Five years ago, poking fun at his profession, psychiatrist Ivan Goldberg coined the term "Internet addiction disorder" as a joke. No one is laughing anymore. Though still ill-defined and poorly researched, Internet addiction has emerged as a serious--and growing--problem.
As millions more go online, people are increasingly engaging in risky behavior, playing havoc with their work, relationships, and lives. Tracy, who asked that her last name not be used, is one of them. A divorced mother of two in Portland, Ore., she entered a singles chat room last May and got hooked. Soon she was skipping meals and staying up late at night to chat with newfound male friends. She began missing work, neglecting her kids, and losing her inhibitions. Rapidly, she progressed from chats to cybersex to phone sex with 40 different men. "I went completely beyond all my normal boundaries," she says.

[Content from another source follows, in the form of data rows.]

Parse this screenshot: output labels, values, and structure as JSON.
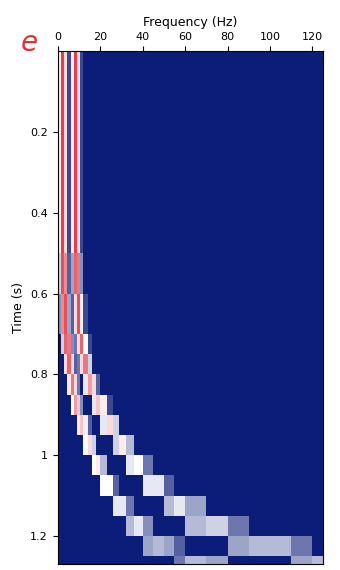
{
  "chart_data": {
    "type": "heatmap",
    "x_label": "Frequency (Hz)",
    "y_label": "Time (s)",
    "annotation": "e",
    "xlim": [
      0,
      125
    ],
    "ylim": [
      1.27,
      0.0
    ],
    "xticks": [
      0,
      20,
      40,
      60,
      80,
      100,
      120
    ],
    "yticks": [
      0.2,
      0.4,
      0.6,
      0.8,
      1,
      1.2
    ],
    "x_edges": [
      0,
      1.5,
      3,
      4.5,
      6,
      7.5,
      9,
      10.5,
      12,
      14,
      16,
      18,
      20,
      23,
      26,
      29,
      32,
      36,
      40,
      45,
      50,
      55,
      60,
      70,
      80,
      90,
      100,
      110,
      120,
      125
    ],
    "y_edges": [
      0,
      0.1,
      0.2,
      0.3,
      0.4,
      0.5,
      0.6,
      0.7,
      0.75,
      0.8,
      0.85,
      0.9,
      0.95,
      1.0,
      1.05,
      1.1,
      1.15,
      1.2,
      1.25,
      1.27
    ],
    "clim": [
      0,
      1
    ],
    "cells": [
      [
        0.55,
        1.0,
        0.6,
        0.1,
        0.55,
        1.0,
        0.6,
        0.1,
        0,
        0,
        0,
        0,
        0,
        0,
        0,
        0,
        0,
        0,
        0,
        0,
        0,
        0,
        0,
        0,
        0,
        0,
        0,
        0,
        0
      ],
      [
        0.55,
        1.0,
        0.6,
        0.1,
        0.55,
        1.0,
        0.6,
        0.1,
        0,
        0,
        0,
        0,
        0,
        0,
        0,
        0,
        0,
        0,
        0,
        0,
        0,
        0,
        0,
        0,
        0,
        0,
        0,
        0,
        0
      ],
      [
        0.55,
        1.0,
        0.6,
        0.1,
        0.55,
        1.0,
        0.6,
        0.1,
        0,
        0,
        0,
        0,
        0,
        0,
        0,
        0,
        0,
        0,
        0,
        0,
        0,
        0,
        0,
        0,
        0,
        0,
        0,
        0,
        0
      ],
      [
        0.55,
        1.0,
        0.6,
        0.1,
        0.55,
        1.0,
        0.6,
        0.1,
        0,
        0,
        0,
        0,
        0,
        0,
        0,
        0,
        0,
        0,
        0,
        0,
        0,
        0,
        0,
        0,
        0,
        0,
        0,
        0,
        0
      ],
      [
        0.55,
        1.0,
        0.6,
        0.1,
        0.55,
        1.0,
        0.6,
        0.1,
        0,
        0,
        0,
        0,
        0,
        0,
        0,
        0,
        0,
        0,
        0,
        0,
        0,
        0,
        0,
        0,
        0,
        0,
        0,
        0,
        0
      ],
      [
        0.4,
        0.95,
        0.8,
        0.15,
        0.3,
        0.9,
        0.85,
        0.25,
        0,
        0,
        0,
        0,
        0,
        0,
        0,
        0,
        0,
        0,
        0,
        0,
        0,
        0,
        0,
        0,
        0,
        0,
        0,
        0,
        0
      ],
      [
        0.25,
        0.8,
        0.95,
        0.3,
        0.15,
        0.6,
        0.95,
        0.55,
        0.1,
        0,
        0,
        0,
        0,
        0,
        0,
        0,
        0,
        0,
        0,
        0,
        0,
        0,
        0,
        0,
        0,
        0,
        0,
        0,
        0
      ],
      [
        0,
        0.4,
        0.9,
        0.85,
        0.25,
        0.2,
        0.6,
        0.9,
        0.5,
        0.1,
        0,
        0,
        0,
        0,
        0,
        0,
        0,
        0,
        0,
        0,
        0,
        0,
        0,
        0,
        0,
        0,
        0,
        0,
        0
      ],
      [
        0,
        0,
        0.6,
        0.9,
        0.6,
        0.15,
        0.2,
        0.6,
        0.85,
        0.4,
        0,
        0,
        0,
        0,
        0,
        0,
        0,
        0,
        0,
        0,
        0,
        0,
        0,
        0,
        0,
        0,
        0,
        0,
        0
      ],
      [
        0,
        0,
        0,
        0.55,
        0.85,
        0.6,
        0.2,
        0,
        0.45,
        0.75,
        0.6,
        0.15,
        0,
        0,
        0,
        0,
        0,
        0,
        0,
        0,
        0,
        0,
        0,
        0,
        0,
        0,
        0,
        0,
        0
      ],
      [
        0,
        0,
        0,
        0,
        0.5,
        0.75,
        0.65,
        0.25,
        0,
        0,
        0.45,
        0.65,
        0.55,
        0.1,
        0,
        0,
        0,
        0,
        0,
        0,
        0,
        0,
        0,
        0,
        0,
        0,
        0,
        0,
        0
      ],
      [
        0,
        0,
        0,
        0,
        0,
        0,
        0.55,
        0.65,
        0.55,
        0.15,
        0,
        0,
        0.45,
        0.6,
        0.4,
        0,
        0,
        0,
        0,
        0,
        0,
        0,
        0,
        0,
        0,
        0,
        0,
        0,
        0
      ],
      [
        0,
        0,
        0,
        0,
        0,
        0,
        0,
        0,
        0.5,
        0.6,
        0.4,
        0,
        0,
        0,
        0.4,
        0.55,
        0.35,
        0,
        0,
        0,
        0,
        0,
        0,
        0,
        0,
        0,
        0,
        0,
        0
      ],
      [
        0,
        0,
        0,
        0,
        0,
        0,
        0,
        0,
        0,
        0,
        0.5,
        0.55,
        0.35,
        0,
        0,
        0,
        0.45,
        0.5,
        0.2,
        0,
        0,
        0,
        0,
        0,
        0,
        0,
        0,
        0,
        0
      ],
      [
        0,
        0,
        0,
        0,
        0,
        0,
        0,
        0,
        0,
        0,
        0,
        0,
        0.5,
        0.5,
        0.15,
        0,
        0,
        0,
        0.45,
        0.45,
        0.15,
        0,
        0,
        0,
        0,
        0,
        0,
        0,
        0
      ],
      [
        0,
        0,
        0,
        0,
        0,
        0,
        0,
        0,
        0,
        0,
        0,
        0,
        0,
        0,
        0.45,
        0.45,
        0.2,
        0,
        0,
        0,
        0.35,
        0.45,
        0.3,
        0,
        0,
        0,
        0,
        0,
        0
      ],
      [
        0,
        0,
        0,
        0,
        0,
        0,
        0,
        0,
        0,
        0,
        0,
        0,
        0,
        0,
        0,
        0,
        0.35,
        0.45,
        0.25,
        0,
        0,
        0,
        0.35,
        0.4,
        0.2,
        0,
        0,
        0,
        0
      ],
      [
        0,
        0,
        0,
        0,
        0,
        0,
        0,
        0,
        0,
        0,
        0,
        0,
        0,
        0,
        0,
        0,
        0,
        0,
        0.3,
        0.35,
        0.3,
        0.15,
        0,
        0,
        0.3,
        0.35,
        0.35,
        0.2,
        0
      ],
      [
        0,
        0,
        0,
        0,
        0,
        0,
        0,
        0,
        0,
        0,
        0,
        0,
        0,
        0,
        0,
        0,
        0,
        0,
        0,
        0,
        0,
        0.2,
        0.35,
        0.3,
        0,
        0,
        0,
        0.3,
        0.35
      ]
    ]
  }
}
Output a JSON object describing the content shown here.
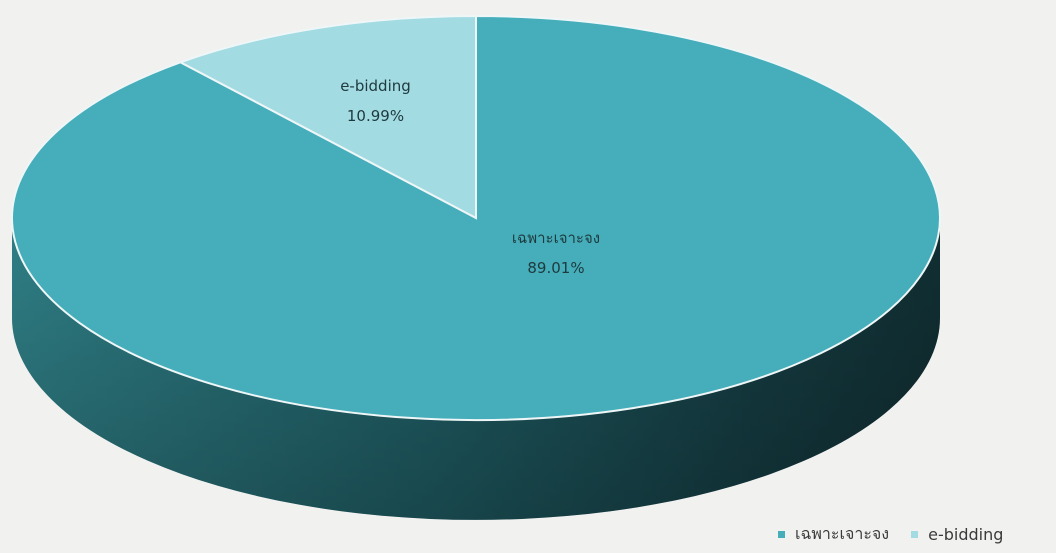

A friend suggested she talk to Jay Parker, an addiction counselor in Seattle. He convinced her she was addicted to both sex and the Internet. When she tried to stop, she fell into depression and attempted suicide. Finally, on July 9, she gave up chat rooms and cybersex. With support from her parents, she entered a six-week treatment center for sex addiction, where she found others who had become hooked on the Net. By December, she was back at work, living on her own again, and staying out of chat rooms. "I still have a computer at home, but I'm using it safe now," Tracy says.
Caught in the Net. No one knows how many people develop personal problems because of Internet misuse. In the largest study to date--an ABC News survey of more than 17,000 people last year--psychologist David Greenfield found that 6 percent of Web users, about 6 million Americans, could be addicted.
In a new study of 1,500 companies asking about Internet abuse in the workplace, Greenfield found many employers have fired workers because of excessive time spent on online pornography, shopping, or gambling. Most companies have no policies on Internet abuse, and the few experts are in hot demand.
Internet-addiction centers are popping up across the country to help bored housewives obsessed with chat rooms, husbands having cyberaffairs, students hooked on online games, and day traders turning violent when their losses mount. "People say, 'I used to do drugs in high school. Now I don't need it. I've got the Internet,' " says Maressa Hecht Orzack, who founded Computer Addiction Services at Boston's McLean Hospital in 1996.
Skeptics say Internet misuse is usually a symptom of underlying psychiatric problems that need treatment. "It's not the technology which is addicting, it's the behavior," wrote psychologist John Grohol, a vocal skeptic. But others believe the Internet is creating new problems. "Online content is immediate, constant, uncensored, and unregulated," says Kimberly Young, one of the first psychologists to study Internet addiction and the author of Caught in the Net, the first book on the subject.
The Internet's interactive nature, anonymity, and convenience certainly make it easier for people to indulge in deviant or even criminal behavior. Former Disney executive Patrick Naughton, arrested in September for arranging to have sex with a 13-year-old girl he met online, pleaded not guilty, using an unusual defense argument that his actions were grounded in an online fantasy world. On December 16, a jury found him guilty of possessing child pornography but could not reach a verdict about the charges that he arranged to have sex with a minor.
Little research has been done on treatment. So Hilarie Cash and Jay Parker, co-founders of Internet/Computer Addiction Services in Redmond, Wash., are designing a study testing three treatment methods: traditional cognitive behavior therapy, a 12-step addiction-treatment program, and expressive arts therapy.
In the future, virtual reality and wireless access may make the Net more addictive. "Be really cautious about this technology," warns Parker. "It may not be so grand and good if it's not kept in balance."